Trainer.train -> Expected a 'cuda' device type for generator but found 'cpu' #31833

diego-coba · 2024-07-07T21:07:38Z

System Info

Transformers 4.41.2
PyTorch 2.3.1+cu121
Python 3.12.3
Ubuntu 24.04

GPU: NVIDIA GeForce GTX 1650

Who can help?

No response

Information

The official example scripts
My own modified scripts

Tasks

An officially supported task in the examples folder (such as GLUE/SQuAD, ...)
My own task or dataset (give details below)

Reproduction

`%pip install --quiet torch torchvision torchaudio --index-url https://download.pytorch.org/whl/cu121
%pip install --quiet -U datasets
%pip install --quiet torchdata
%pip install --quiet setuptools
%pip install --quiet transformers
%pip install --quiet evaluate
%pip install --quiet rouge_score
%pip install --quiet loralib
%pip install --quiet peft
%pip install --quiet ipywidgets

import torch

if torch.cuda.is_available():
    print(f"GPU: {torch.cuda.get_device_name(0)} is available and will be used.")
else:
    print("CUDA is not available. CPU will be used.")

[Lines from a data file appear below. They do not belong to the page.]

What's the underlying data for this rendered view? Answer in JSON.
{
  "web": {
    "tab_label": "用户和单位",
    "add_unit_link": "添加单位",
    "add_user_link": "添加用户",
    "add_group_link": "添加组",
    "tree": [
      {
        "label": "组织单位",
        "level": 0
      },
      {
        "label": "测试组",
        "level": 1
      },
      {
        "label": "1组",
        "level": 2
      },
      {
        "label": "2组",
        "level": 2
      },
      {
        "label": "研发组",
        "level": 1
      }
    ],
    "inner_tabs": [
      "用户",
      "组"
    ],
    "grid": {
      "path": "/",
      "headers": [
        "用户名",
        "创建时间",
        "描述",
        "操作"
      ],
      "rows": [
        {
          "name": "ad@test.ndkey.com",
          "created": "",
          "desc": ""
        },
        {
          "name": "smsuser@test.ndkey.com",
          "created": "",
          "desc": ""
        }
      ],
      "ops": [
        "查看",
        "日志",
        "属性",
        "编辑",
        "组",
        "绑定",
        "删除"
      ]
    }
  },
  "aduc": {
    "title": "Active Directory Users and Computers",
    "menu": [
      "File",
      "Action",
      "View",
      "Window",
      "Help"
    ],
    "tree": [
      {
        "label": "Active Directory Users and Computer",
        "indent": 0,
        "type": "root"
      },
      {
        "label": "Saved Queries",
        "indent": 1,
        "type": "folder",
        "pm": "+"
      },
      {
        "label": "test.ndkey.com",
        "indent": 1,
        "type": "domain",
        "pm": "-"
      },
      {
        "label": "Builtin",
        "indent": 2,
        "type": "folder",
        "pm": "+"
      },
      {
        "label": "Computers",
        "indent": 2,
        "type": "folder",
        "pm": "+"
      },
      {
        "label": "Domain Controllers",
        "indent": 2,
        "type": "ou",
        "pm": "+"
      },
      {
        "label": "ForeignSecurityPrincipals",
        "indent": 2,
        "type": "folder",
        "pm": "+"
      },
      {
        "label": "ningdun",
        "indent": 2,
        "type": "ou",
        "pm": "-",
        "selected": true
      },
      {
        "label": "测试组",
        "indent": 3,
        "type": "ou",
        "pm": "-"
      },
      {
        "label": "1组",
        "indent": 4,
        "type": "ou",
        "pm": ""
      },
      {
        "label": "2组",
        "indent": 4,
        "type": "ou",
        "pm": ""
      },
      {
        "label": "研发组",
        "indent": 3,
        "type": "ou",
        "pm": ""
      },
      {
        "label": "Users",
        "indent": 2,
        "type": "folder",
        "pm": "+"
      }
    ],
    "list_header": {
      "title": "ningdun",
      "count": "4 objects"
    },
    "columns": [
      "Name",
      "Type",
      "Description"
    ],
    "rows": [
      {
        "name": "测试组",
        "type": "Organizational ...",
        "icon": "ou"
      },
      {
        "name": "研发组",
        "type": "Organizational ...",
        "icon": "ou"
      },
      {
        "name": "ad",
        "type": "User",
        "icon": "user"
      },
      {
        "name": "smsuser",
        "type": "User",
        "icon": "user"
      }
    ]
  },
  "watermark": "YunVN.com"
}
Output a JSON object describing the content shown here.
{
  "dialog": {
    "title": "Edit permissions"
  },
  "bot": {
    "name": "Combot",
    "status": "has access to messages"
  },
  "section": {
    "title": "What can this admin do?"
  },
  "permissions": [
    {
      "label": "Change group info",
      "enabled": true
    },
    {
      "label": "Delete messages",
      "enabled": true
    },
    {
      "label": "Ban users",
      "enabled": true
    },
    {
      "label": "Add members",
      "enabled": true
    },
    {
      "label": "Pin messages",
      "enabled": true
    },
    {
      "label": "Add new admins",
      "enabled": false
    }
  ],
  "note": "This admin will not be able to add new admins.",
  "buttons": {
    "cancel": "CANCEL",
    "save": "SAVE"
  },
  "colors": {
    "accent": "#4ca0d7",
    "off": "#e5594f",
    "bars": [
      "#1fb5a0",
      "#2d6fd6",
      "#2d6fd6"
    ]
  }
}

dash_line = '-'.join('' for x in range(100))
device = torch.device("cuda" if torch.cuda.is_available() else "cpu")

from datasets import load_dataset
from transformers import AutoModelForSeq2SeqLM, AutoTokenizer, GenerationConfig, TrainingArguments, Trainer
from peft import LoraConfig, get_peft_model, TaskType
import torch
import time
import evaluate
import pandas as pd
import numpy as np

with torch.device(device):
    huggingface_dataset_name = "knkarthick/dialogsum"
    dataset = load_dataset(huggingface_dataset_name)
    model_name='google/flan-t5-base'
    original_model = AutoModelForSeq2SeqLM.from_pretrained(model_name, torch_dtype=torch.bfloat16)
    tokenizer = AutoTokenizer.from_pretrained(model_name)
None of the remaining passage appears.